Die Großmutter ignorierte das Starren und stapfte zu Bashae. Sie schubste ihm mit einem knochigen Finger in die Rippen. »Es wird Ärger geben«, sagte sie auf Twithil.
»Das überrascht mich nicht«, erwiderte Bashae.
Er hatte beschlossen, dass er die Menschen in dieser Stadt, die riesigen Gebäude, die übel riechende Luft und die hoch gewachsenen Soldaten mit ihren schimmernden Rüstungen und glänzenden Schwertern nicht mochte.
»Ja«, sagte sie. »Der Stock hat es mir gesagt. Aber mach dir keine Gedanken. Ich habe sie gefunden.«
»Was gefunden?«, fragte Bashae.
»Die Schlafstadt«, erklärte die Großmutter. »Die Stadt, die ich jede Nacht aufsuche. Das hier ist der richtige Ort. Mein Geist und mein Körper sind sich endlich begegnet.«
Die Großmutter seufzte zufrieden, sah sich um, lächelte in sich hinein und nickte hier und da bei einem vertrauten Anblick.
»Wahrhaftig, Großmutter? Dein Geist kommt hier her?« Bashae war verblüfft. »An diesen schrecklichen Ort?«
»Schrecklich? Was ist daran schrecklich?«, fragte die Großmutter beleidigt. »Wohin sollte ich sonst gehen?«
»Ich… ich weiß es nicht. Vielleicht dorthin, wo ich hin gehe. Ich gehe unter den Weidenbäumen nahe dem Fluss entlang.«
»Bäume! Flusswasser! Davon habe ich in meinem Leben genug gesehen.« Die Großmutter schnaubte verächtlich. »Aber das hier.« Sie zeigte mit dem Stock auf einen Mann, der auf der Straße Pferdedung aufschaufelte und in einen Wagen lud. »Das hier ist etwas Besonderes.
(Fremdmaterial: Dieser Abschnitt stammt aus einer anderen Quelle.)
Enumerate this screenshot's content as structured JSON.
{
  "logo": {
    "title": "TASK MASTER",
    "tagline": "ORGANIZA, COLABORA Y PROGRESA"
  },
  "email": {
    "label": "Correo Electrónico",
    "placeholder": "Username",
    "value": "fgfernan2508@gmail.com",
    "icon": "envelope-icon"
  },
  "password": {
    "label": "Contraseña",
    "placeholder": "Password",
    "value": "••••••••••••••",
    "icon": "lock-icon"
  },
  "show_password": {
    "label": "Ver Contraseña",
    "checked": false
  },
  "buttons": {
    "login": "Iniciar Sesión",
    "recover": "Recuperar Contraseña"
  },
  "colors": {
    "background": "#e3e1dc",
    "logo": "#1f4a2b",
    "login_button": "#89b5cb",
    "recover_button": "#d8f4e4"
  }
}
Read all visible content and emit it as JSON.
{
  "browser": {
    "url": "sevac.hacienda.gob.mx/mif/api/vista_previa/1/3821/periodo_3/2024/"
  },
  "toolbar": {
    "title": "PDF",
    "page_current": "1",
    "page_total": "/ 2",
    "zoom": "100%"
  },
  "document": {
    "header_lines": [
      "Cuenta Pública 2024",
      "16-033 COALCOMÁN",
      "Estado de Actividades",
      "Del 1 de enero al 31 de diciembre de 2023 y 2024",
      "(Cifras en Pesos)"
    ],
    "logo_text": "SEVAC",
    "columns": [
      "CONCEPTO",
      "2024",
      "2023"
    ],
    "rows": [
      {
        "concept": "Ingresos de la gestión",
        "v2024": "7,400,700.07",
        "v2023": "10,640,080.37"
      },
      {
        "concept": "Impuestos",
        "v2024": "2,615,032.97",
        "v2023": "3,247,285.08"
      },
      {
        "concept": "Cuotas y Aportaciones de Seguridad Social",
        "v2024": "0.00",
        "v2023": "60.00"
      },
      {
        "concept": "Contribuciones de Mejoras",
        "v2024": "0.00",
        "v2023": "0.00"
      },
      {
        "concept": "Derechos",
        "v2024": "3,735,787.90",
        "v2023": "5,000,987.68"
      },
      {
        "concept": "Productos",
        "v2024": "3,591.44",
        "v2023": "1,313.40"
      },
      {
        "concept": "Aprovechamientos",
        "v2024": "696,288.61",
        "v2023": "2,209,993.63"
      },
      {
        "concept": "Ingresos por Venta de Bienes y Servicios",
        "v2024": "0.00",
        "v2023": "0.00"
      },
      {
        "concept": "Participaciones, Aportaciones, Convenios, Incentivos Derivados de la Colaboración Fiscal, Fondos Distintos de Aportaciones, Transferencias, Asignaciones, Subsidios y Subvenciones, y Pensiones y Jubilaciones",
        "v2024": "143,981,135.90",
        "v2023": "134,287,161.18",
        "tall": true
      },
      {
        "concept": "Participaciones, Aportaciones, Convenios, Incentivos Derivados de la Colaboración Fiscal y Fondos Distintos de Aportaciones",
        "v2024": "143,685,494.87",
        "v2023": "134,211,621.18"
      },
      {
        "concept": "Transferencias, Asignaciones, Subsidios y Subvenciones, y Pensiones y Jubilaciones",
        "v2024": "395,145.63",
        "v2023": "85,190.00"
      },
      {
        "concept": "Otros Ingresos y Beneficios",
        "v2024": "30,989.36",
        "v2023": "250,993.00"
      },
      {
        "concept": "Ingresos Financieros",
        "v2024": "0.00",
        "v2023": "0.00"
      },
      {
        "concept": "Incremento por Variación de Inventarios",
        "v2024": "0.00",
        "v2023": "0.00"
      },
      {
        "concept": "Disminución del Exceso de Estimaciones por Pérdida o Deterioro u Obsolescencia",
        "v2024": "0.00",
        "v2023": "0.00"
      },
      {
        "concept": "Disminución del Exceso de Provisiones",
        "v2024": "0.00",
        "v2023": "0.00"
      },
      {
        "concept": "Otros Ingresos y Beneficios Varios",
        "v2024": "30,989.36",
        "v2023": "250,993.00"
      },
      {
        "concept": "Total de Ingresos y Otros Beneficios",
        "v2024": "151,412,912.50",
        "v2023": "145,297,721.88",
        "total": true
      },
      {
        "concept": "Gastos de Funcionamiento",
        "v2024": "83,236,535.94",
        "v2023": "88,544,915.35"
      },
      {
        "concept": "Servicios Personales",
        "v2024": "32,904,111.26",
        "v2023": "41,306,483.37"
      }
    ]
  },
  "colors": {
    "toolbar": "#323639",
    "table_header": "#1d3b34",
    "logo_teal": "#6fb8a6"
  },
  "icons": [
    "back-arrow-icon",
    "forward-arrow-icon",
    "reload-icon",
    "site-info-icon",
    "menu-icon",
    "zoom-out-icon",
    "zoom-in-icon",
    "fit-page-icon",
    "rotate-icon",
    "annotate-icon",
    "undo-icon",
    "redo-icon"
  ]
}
Bäume und Wasser!«
»Ja«, sagte Bashae, der beobachtete, wie der Mann hinter dem Pferd sauber machte, »das ist etwas Besonderes.«
»Wir sollten Shadamehr warnen«, sagte Alise zu Ulaf, »Ich komme mit.«
Ulaf nickte. Er drängte sich hinter Alise durch die Menge und wies die Pecwae an, in seiner Nähe zu bleiben, aber er war zu beschäftigt, um sich darum zu kümmern, ob sie es auch wirklich taten.
Jessan befahl Bashae und der Großmutter, dicht beieinander zu bleiben, und da er annahm, die Pecwae würden das auch tun, drängte er sich selbst weiter, um in Ulafs Nähe zu bleiben, weil er herausfinden wollte, was los war.
Bashae setzte dazu an, Jessan zu folgen. Die Großmutter legte ihm die Hand auf die Schulter und hielt ihn zurück.
»Der Stock sagt mir, wir sollten verschwinden«, sagte sie leise.
Shadamehr unterhielt sich mit einem der Offiziere, einem Hauptmann Jemid, den er aus seiner Jugendzeit kannte. Nach dem Austausch von ein paar Erinnerungen, in denen es um eine bestimmte Kneipe ging, sagte Shadamehr beiläufig: »Die ganze Stadt scheint in Trauer zu sein, mein Freund. Wer ist gestorben?« Hauptmann Jemid starrte ihn an.